I’ve come across a problem with backing up Solr. Before 3.6 if you try to back it up you will have to unload the core or stop the server that hosts Solr before backing up the files.
Even with 3.6 and later, while the backup feature does exist which allows you to backup using the replication handler to get a snapshot created in a directory of your choice (location parameter) the snap shot is not differential so it will just copy your entire index and there is no way to tell if the backup has completed successfully or is in the middle of backing up. It creates a new lock file in the source code but never obtains it, so a lock file is never created.
Plus you would have to write your own retention script as the one supplied only handles “number of backups to retain” which isn’t great if you have a 200GB Solr index and you want to hold onto the backups for a week and if you have one central backup server then it would have to ship the backups to that server, which can be a little awkward if, as is in my case, your backup server is running windows.

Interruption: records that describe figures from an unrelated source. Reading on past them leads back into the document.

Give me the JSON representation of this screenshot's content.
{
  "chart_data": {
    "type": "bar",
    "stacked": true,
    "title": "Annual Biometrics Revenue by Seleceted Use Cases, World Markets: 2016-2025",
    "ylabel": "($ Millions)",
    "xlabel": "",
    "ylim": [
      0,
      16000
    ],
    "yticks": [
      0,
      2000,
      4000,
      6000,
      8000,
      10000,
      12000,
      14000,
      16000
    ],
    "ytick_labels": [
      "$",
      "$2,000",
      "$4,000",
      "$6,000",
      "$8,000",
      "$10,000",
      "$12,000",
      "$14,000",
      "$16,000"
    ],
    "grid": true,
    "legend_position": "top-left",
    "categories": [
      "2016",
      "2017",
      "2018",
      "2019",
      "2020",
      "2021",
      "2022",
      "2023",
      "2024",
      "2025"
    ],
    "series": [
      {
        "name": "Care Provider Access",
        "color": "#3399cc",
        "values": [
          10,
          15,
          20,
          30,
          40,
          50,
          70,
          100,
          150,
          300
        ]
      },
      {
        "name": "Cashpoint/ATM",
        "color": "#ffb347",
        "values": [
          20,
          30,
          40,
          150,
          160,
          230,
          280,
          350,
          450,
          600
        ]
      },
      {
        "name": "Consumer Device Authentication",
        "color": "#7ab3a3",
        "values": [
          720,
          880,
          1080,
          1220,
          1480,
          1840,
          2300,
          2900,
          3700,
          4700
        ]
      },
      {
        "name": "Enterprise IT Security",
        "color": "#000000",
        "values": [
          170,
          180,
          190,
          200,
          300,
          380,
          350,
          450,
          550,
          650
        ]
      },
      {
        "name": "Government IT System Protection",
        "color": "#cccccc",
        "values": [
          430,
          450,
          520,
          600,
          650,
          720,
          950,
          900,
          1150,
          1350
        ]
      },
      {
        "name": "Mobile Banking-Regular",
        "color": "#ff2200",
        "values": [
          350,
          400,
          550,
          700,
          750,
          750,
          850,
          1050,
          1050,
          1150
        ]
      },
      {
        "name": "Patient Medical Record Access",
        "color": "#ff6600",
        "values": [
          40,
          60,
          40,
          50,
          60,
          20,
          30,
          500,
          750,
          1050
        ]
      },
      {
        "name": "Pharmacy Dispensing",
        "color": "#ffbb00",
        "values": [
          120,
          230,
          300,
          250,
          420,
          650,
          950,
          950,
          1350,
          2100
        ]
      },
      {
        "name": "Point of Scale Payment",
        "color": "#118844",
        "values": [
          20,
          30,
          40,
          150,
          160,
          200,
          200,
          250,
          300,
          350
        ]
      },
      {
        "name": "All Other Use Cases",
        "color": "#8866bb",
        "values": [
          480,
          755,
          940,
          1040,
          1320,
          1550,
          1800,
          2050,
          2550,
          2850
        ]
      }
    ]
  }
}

Ideally you would have an application that calls the replication handler and asks it for the current index just like a Solr slave. You could do differential backups, resume when the connection falls over, put it in a directory of your choice and even back up all the configuration files all in the same simple system.
I’ve written a c# program for this in work, which means I can’t release the source, but perhaps it might be better to write in Java anyway.
Backup is important and I think it’s worth addressing, especially since a lot of Solr indexes can take a lot of time to recreate.